Last night I was on a flight from Virginia after having spent the weekend with my good friends at Sovereign Grace Church in Chesapeake. While on the flight, I observed an interesting, even sobering occurrence of the unintentional, non-malicious racism and prejudice that lies in the heart of the best of us.
I was sitting in an exit row. Across the aisle was lady also sitting in an exit row seat. As the flight attendant was giving her rote lecture (it seems everything these attendants do is by rote, you know, like many of our liturgies) on the responsibilities of those sitting in the exit rows, the aforementioned lady expressed her discomfort with the possibility of having to be responsible for the exit door in the case of an emergency. She requested another seat. The flight attendant was eager to oblige her. Therefore, she quickly began to scan the seats nearby to identify a likely candidate for the switch. She noticed, directly in front of her, was a black gentleman sitting comfortably with two white women. Thinking him to be a prime candidate, she asked him, "Sir, are you traveling alone?" Immediately he responded, "No, I am traveling with her," pointing to the white lady directly to his right. Realizing her blunder, the attendant quickly moved on.
The couple seemed no worse for the wear. They grasped hands and comforted one another with the knowledge that they indeed were together. Immediately, however, I began to wonder if they felt the slightest offended, or if they felt embarrassed for the flight attendant. I found myself experiencing both emotions. You see, there were other men seated in similar proximity whom she could have asked. There were white couples and black couples. Obviously she was not interested in, nor did she hope to, split up a couple traveling together. Yet, I wondered why she assumed that the man she asked was not traveling with the woman next to him. Actually, it was obvious. She did not think that the black man and the white woman were together. She demonstrated what is too prevalent in our society, and even worse, too prevalent in the church. Her question was prejudiced and racist. No, it was not malicious. I do not believe it was intentionally discriminating. Rather it was the racism and prejudice that is just under the surface of most of us, having been so conditioned by a racialized society.

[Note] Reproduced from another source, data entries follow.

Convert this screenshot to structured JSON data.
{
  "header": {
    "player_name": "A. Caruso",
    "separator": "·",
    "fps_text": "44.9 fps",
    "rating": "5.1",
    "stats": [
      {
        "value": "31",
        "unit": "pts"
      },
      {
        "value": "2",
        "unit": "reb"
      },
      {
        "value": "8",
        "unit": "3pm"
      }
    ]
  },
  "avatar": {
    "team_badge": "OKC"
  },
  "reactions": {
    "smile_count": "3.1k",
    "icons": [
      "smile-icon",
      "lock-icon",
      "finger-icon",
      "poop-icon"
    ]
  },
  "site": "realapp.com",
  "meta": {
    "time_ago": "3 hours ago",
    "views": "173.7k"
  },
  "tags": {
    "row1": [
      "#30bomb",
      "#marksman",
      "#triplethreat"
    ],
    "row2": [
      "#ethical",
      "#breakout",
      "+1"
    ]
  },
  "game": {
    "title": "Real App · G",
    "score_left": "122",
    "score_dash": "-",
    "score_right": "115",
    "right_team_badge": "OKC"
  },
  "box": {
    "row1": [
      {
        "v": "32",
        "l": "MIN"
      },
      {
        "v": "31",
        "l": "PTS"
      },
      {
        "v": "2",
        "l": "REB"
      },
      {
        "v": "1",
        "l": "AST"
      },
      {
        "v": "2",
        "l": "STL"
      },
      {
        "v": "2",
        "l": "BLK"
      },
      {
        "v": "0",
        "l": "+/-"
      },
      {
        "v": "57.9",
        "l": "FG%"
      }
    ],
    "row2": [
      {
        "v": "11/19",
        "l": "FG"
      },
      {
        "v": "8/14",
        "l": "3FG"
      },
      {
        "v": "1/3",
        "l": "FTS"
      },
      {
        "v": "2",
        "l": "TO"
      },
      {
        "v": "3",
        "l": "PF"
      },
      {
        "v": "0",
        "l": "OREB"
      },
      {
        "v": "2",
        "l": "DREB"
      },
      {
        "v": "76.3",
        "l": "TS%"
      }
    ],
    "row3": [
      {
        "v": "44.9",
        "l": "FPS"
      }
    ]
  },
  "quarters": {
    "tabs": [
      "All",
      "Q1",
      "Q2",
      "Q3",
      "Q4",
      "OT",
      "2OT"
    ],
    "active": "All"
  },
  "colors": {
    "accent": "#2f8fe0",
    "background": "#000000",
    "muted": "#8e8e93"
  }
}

Upon hear her words; I said to myself, "Man, she is so wrong and how inappropriate a question." However, as I was thinking these thoughts, I was convicted in my own heart. I thought to myself, "Would I have asked a similar question in that situation? Did I in first looking at the couple assume they were together?" Unfortunately, the answers I honestly gave to myself were not satisfactory. The attendant was undoubtedly wrong in her approach. Yet, my sin was in thinking that I would have done better. My sin also was that I was not confident that my thinking has been so renewed by the grace and knowledge of Christ that I would have not seen that couple through the same prejudiced eyes. I can not say for certain that I no longer have unintentional, non-malicious prejudice and racism in my heart.
This lovely young couple probably is used to such things. And if they stay together, they undoubtedly will experience more. However, I am confident that they will not experience it again from that flight attendant. I believe she learned a lesson. I also hope no one ever experiences a similar behavior from me. I too learned a lesson - one I pray God does not allow me to forget.